Fabio Capello put his finger to his lips and wore a quizzical look.
A shade more than three minutes gone against Belarus and England had scored, courtesy of Peter Crouch.
The beanpole. The lamp post. The robot dancer. The last resort. Well, not quite the last resort. That is the uneasy position occupied right now by Michael Owen, who sat up in the Wembley stands, while Crouch celebrated, with a rueful look on his face and a mobile phone in his hand.
Oh, to have been a fly hovering over that particular text.
"That's me stuffed for the World Cup," might have been the gist.
And that just might be the case. Owen can point to 40 goals in 89 internationals for his country. He still has his supporters. He still believes he can be England's number one striker.
But on a night when Capello was looking for a Plan B in the absence of the injured Wayne Rooney and the sidelined Emile Heskey, Crouch gave him Plan C with two tap-ins in a comfortable 3-0 victory.
Of course, statistics never tell the whole story, but when it comes to Crouch they are a pretty revealing read.
The Tottenham striker has now scored 18 goals in 35 games for England. Positively prolific.
Contrast that with Heskey, who has scored just seven goals in 57 caps. Positively parlous.

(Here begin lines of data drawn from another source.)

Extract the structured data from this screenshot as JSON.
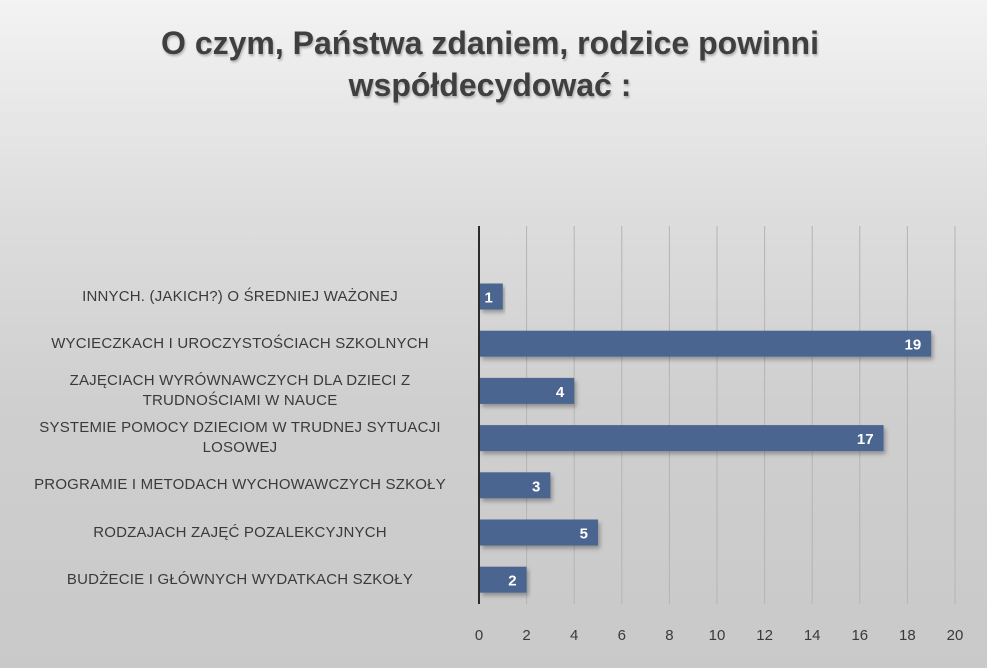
{
  "chart_data": {
    "type": "bar",
    "orientation": "horizontal",
    "title": "O czym, Państwa zdaniem, rodzice powinni współdecydować :",
    "categories": [
      "INNYCH. (JAKICH?) O ŚREDNIEJ WAŻONEJ",
      "WYCIECZKACH I UROCZYSTOŚCIACH SZKOLNYCH",
      "ZAJĘCIACH WYRÓWNAWCZYCH DLA DZIECI Z TRUDNOŚCIAMI W NAUCE",
      "SYSTEMIE POMOCY DZIECIOM W TRUDNEJ SYTUACJI LOSOWEJ",
      "PROGRAMIE I METODACH WYCHOWAWCZYCH SZKOŁY",
      "RODZAJACH ZAJĘĆ POZALEKCYJNYCH",
      "BUDŻECIE I GŁÓWNYCH WYDATKACH SZKOŁY"
    ],
    "values": [
      1,
      19,
      4,
      17,
      3,
      5,
      2
    ],
    "xlim": [
      0,
      20
    ],
    "x_ticks": [
      "0",
      "2",
      "4",
      "6",
      "8",
      "10",
      "12",
      "14",
      "16",
      "18",
      "20"
    ],
    "grid": "vertical",
    "bar_color": "#4a6590",
    "data_labels": true
  }
}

Yes, Heskey is there to bring the best out of Rooney and so far that has worked as England's nine wins from 10 qualifiers testify.

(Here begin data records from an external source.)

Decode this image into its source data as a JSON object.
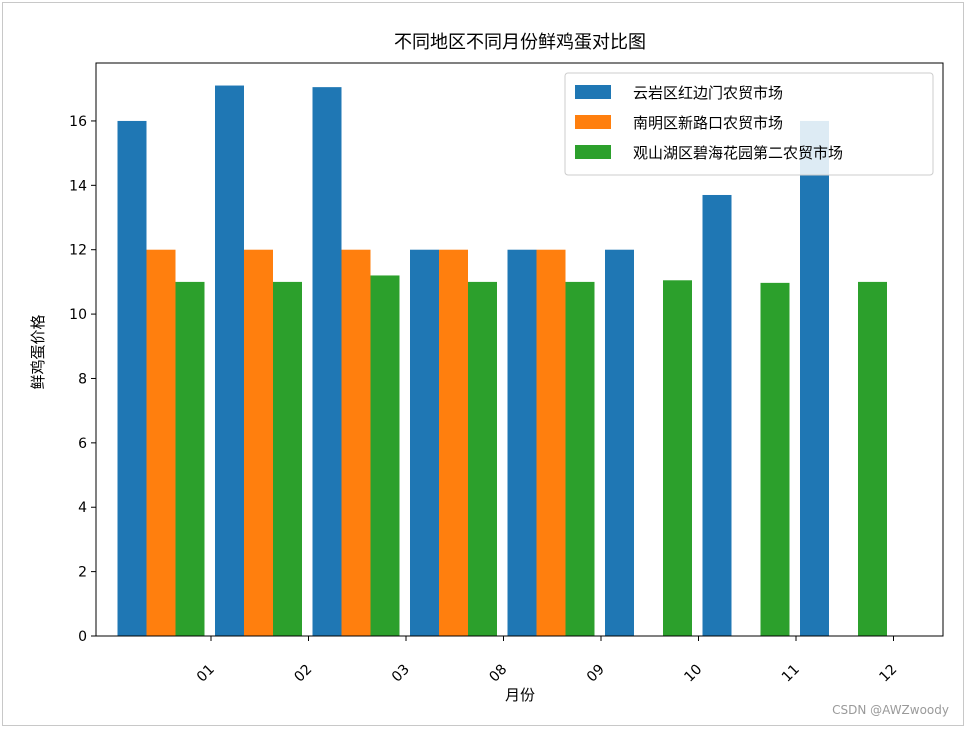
{
  "watermark": "CSDN @AWZwoody",
  "chart_data": {
    "type": "bar",
    "title": "不同地区不同月份鲜鸡蛋对比图",
    "xlabel": "月份",
    "ylabel": "鲜鸡蛋价格",
    "categories": [
      "01",
      "02",
      "03",
      "08",
      "09",
      "10",
      "11",
      "12"
    ],
    "ylim": [
      0,
      17.8
    ],
    "yticks": [
      0,
      2,
      4,
      6,
      8,
      10,
      12,
      14,
      16
    ],
    "legend_position": "top-right",
    "grid": false,
    "series": [
      {
        "name": "云岩区红边门农贸市场",
        "color": "#1f77b4",
        "values": [
          16.0,
          17.1,
          17.05,
          12.0,
          12.0,
          12.0,
          13.7,
          16.0
        ]
      },
      {
        "name": "南明区新路口农贸市场",
        "color": "#ff7f0e",
        "values": [
          12.0,
          12.0,
          12.0,
          12.0,
          12.0,
          null,
          null,
          null
        ]
      },
      {
        "name": "观山湖区碧海花园第二农贸市场",
        "color": "#2ca02c",
        "values": [
          11.0,
          11.0,
          11.2,
          11.0,
          11.0,
          11.05,
          10.97,
          11.0
        ]
      }
    ]
  }
}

But there is no getting away from it. Crouch makes things happen.
He is awkward. He instils a nervousness in central defenders. His telescopic legs can reach places other strikers can only dream of and they came in more than useful in his slow-motion tap-in from Gabriel Agbonlahor's cross.
If only he could head a ball like Alan Shearer then he would be some threat.
But what an option to have on the bench in South Africa.
And yet it gives Capello a problem. For one, if he were to opt for Crouch and Heskey as two of his five strikers then he would be taking two men who cannot even hold down a place in their respective clubs' first teams.
For another, Capello's preference is for pace and dynamic movement. And Crouch delivers neither.
But he scores goals. And here's a thing. He does so when he starts matches, not as the impact player which is how most people might view him.
Time for more statistics. Stick with them, they are interesting.
In Crouch's 11 caps since the Italian took charge he has scored just four goals, but all when he has been part of the starting XI.
In total he has started 17 games for England and only two of his 18 goals have come when he has come off the bench.
A pattern is emerging. Crouch is no supersub. He is no modern-day David Fairclough, who weaved his legend from the Anfield bench in the 1970s. He is a consistent goal-scorer. Intelligent in possession. Astute in his positioning. Not pleasing on the eye perhaps. Not one who fits snugly into Capello's ambition of fluent, adventurous football.
His 6ft 7in height also induces England to play more route one football than the manager might like. But Capello is nothing if not a pragmatist. And you cannot ignore goals.
There were not too many other things for him to learn from a match which, with qualification issues already decided, was meaningless result-wise to both sides.
The Mexican Wave which swung around the Wembley arch before a tedious first half was halfway through told the story.
Not that the 76,000 fans cared as they celebrated a convincing nine-out-of-10 qualifying campaign.
The biggest cheers, unsurprisingly, were for David Beckham's appearance just before the hour mark, his first touch producing the corner from which Shaun Wright-Phillips scored England's second.
That's Beckham, who bizarrely won man of the match for half an hour's work. But then he makes things happen. So does Crouch. Just something for Capello to ponder.